The stamen is the part of the male flower that produces pollen, while the anther is the pollen-producing head of the stamen.
“Despite being so small, the detail that still remains is incredible,” said Poinar, author of a report on the discovery in the Texas Journal of the Botanical Research Institute.

The flower bloomed in the ancient supercontinent Gondwanaland and was embedded in amber, Poinar theorizes, before launching into a continental plate known as the West Burma block, as it slowly moved 4,000 miles away. distance.

OSU paleontologist George Poinar Jr. holds a piece of amber. The work of the world-renowned expert in the analysis of plants and animals found in prehistoric substance inspired Michael Crichton to write Jurassic Park.
He and colleagues at OSU and the Department of Agriculture named the flower (which is both a genus and a new species), Valviloculus pleristaminis.

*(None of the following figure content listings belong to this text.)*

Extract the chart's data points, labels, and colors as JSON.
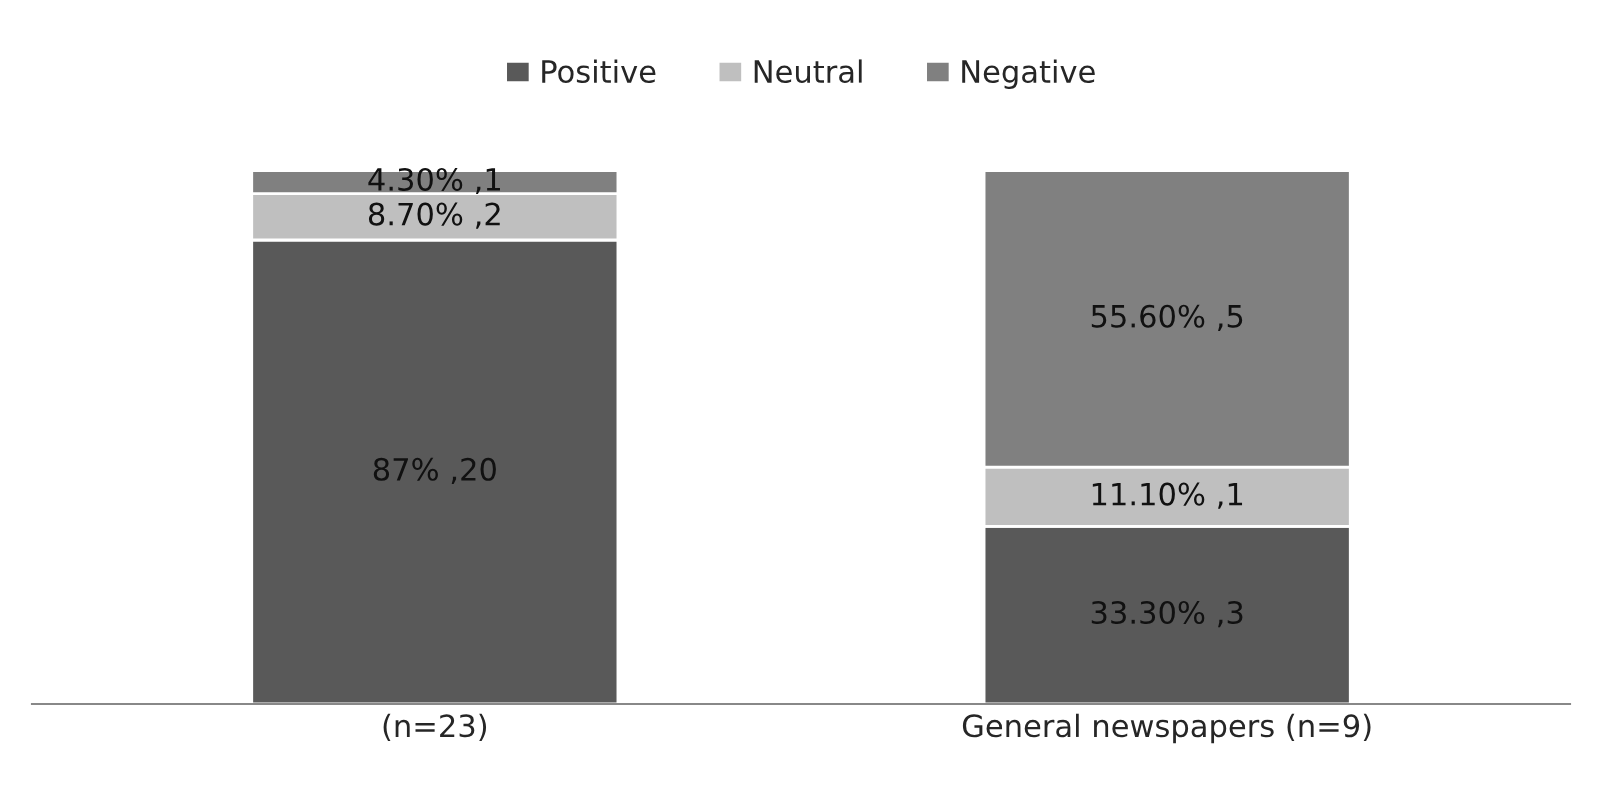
{
  "chart_data": {
    "type": "bar",
    "stacked": true,
    "categories": [
      "(n=23)",
      "General newspapers (n=9)"
    ],
    "series": [
      {
        "name": "Positive",
        "color": "#595959",
        "values": [
          87,
          33.3
        ],
        "value_labels": [
          "87% ,20",
          "33.30% ,3"
        ]
      },
      {
        "name": "Neutral",
        "color": "#bfbfbf",
        "values": [
          8.7,
          11.1
        ],
        "value_labels": [
          "8.70% ,2",
          "11.10% ,1"
        ]
      },
      {
        "name": "Negative",
        "color": "#808080",
        "values": [
          4.3,
          55.6
        ],
        "value_labels": [
          "4.30% ,1",
          "55.60% ,5"
        ]
      }
    ],
    "legend": "top",
    "grid": false,
    "tick_labels": "x"
  }
}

Valve is the Latin term meaning the leaf of a folding door, loculus means “compartment”, plerus refers to “many” and staminis reflects the dozens of male sexual organs of the flower.
Poinar added that the specimen was part of a cluster of a plant with similar flowers, “possibly some women.”
In addition to its beauty, the fossilized flower stands out for the journey it made: it bloomed in the ancient supercontinent Gondwanaland and was wrapped in amber before launching into a continental plate known as the West Burma block.
That plate slowly moved from Australia to Southeast Asia, a journey of 4,000 miles.
There is ongoing debate about when the West Burma bloc broke away from Gondwanaland, which eventually split into Africa, South America, Australia, Antarctica, the Indian subcontinent and the Arabian Peninsula.
Some geologists have set the date at 500 million years ago, while others theorize that it was closer to 200 million years ago.
But, according to Poinar, angiosperms only evolved and diversified about 100 million years ago.
This means that the West Burma bloc could not have been broken before, he said, “which is much later than the dates that have been suggested.”
Poinar is a world-renowned expert in the analysis of plants and animals found in amber; his work inspired Michael Crichton to write Jurassic Park.
In 2013, Poinar discovered a piece of amber with the oldest evidence of sexual reproduction in a flowering plant, a cluster of 18 small flowers from the Cretaceous period.
Freezing time includes microscopic tubes that grow from pollen grains and penetrate the stigma, part of the female reproductive system of the flower.